LARVAL IDENTIFICATION: Aedes albopictus larvae are relatively easy to separate from associate species collected from artificial containers. The Culex species are easily recognized and can be separated in the dipper by their longer air tubes. Aedes triseriatus larvae have a darker coloration, a characteristic serpentine motion and an elongate body shape which are useful in screening field collections but should not be relied upon for separation of early instars. Aedes atropalpus (which are becoming extremely common in tires) closely resemble Ae. albopictus in general body shape but are easily separated under the microscope by their detached pecten teeth.

There are several useful characteristics to quickly isolate the Ae. albopictus larvae from field populations of Ae. triseriatus. The air tube of Ae. albopictus has a slightly inflated appearance and is much lighter in color than that of Ae. triseriatus. The anal gills of Ae. albopictus are much longer than the saddle and are equal in size. Aedes triseriatus has much smaller gills and the ventral pair is considerably shorter than the dorsal pair. Be aware, however, that gills frequently break off in preserved specimens. As a result, gill characteristics are most useful when observing living specimens. Aedes triseriatus has a single row of comb scales that are arranged in an extremely irregular fashion. The comb scales of Ae. albopictus are set in a concise single row and are, perhaps, the most diagnostic character for a quick species check in preserved specimens. The anal saddle of Ae. albopictus is nearly complete and requires turning the preserved specimen to observe the gap.. The anal saddle of Ae. triseriatus wraps approximately 3/4 of the way around the anal segment as it does in most 4th instar Aedes that have an incomplete saddle. A particularly useful characteristic is the fact that the nearly complete saddle is found in early instar specimens of Ae. albopictus as well as late instar larvae. The lateral hairs on the saddle are useful because they can be observed in living specimens without special orientation. The lateral hairs are double in Ae. albopictus and 5-7 branched in Ae. triseriatus. The 4 long caudal hairs of the dorsal brush in Ae. albopictus are a useful characteristic because they can be discerned at very low power but should not be used as the only characteristic to separate out this species.

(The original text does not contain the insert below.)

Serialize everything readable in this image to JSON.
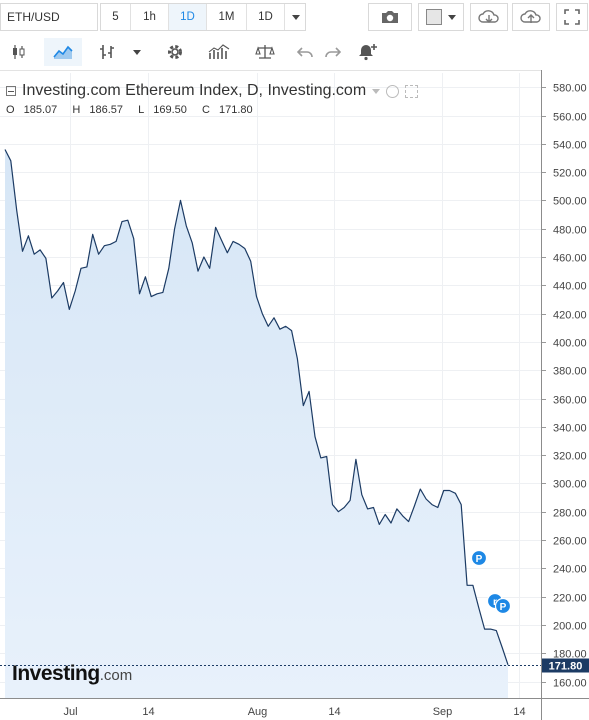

IMPORTANCE: It is too early to assess the true importance of the introduction of Ae. albopictus to New Jersey. The mosquito is known to be an efficient vector of dengue fever but it is extremely unlikely that dengue could ever become a public health problem in New Jersey. Preliminary findings point to Ae. albopictus as an efficient vector of eastern equine encephalitis virus (EEEV) which could become an important health issue once the mosquito becomes established on the coastal plain where EEEV is most prevalent. This mosquito could provide an important link between people and virus because of its domestic breeding habits and acceptance of avian blood meal hosts.

Aedes albopictus, has been proven to be a severe nuisance species and will certainly become an unwanted pest once it becomes firmly established in New Jersey. Some of the local residents in areas where the mosquito has been established complained of severe mosquito annoyance this summer and were able to accurately describe the characteristic markings of Ae. albopictus with considerable detail. A private citizen that read an article about the Asian Tiger Mosquito in the local newspaper decided that the mosquitoes that had been pestering her all summer were most certainly this exotic species. When she heard we were conducting a survey in the area she went into her backyard and captured a perfect adult female Ae. albopictus for us to identify. The mosquito is a pest that New Jersey mosquito control workers will have to deal with in the future.

 


©2008 Rutgers, The State University of New Jersey.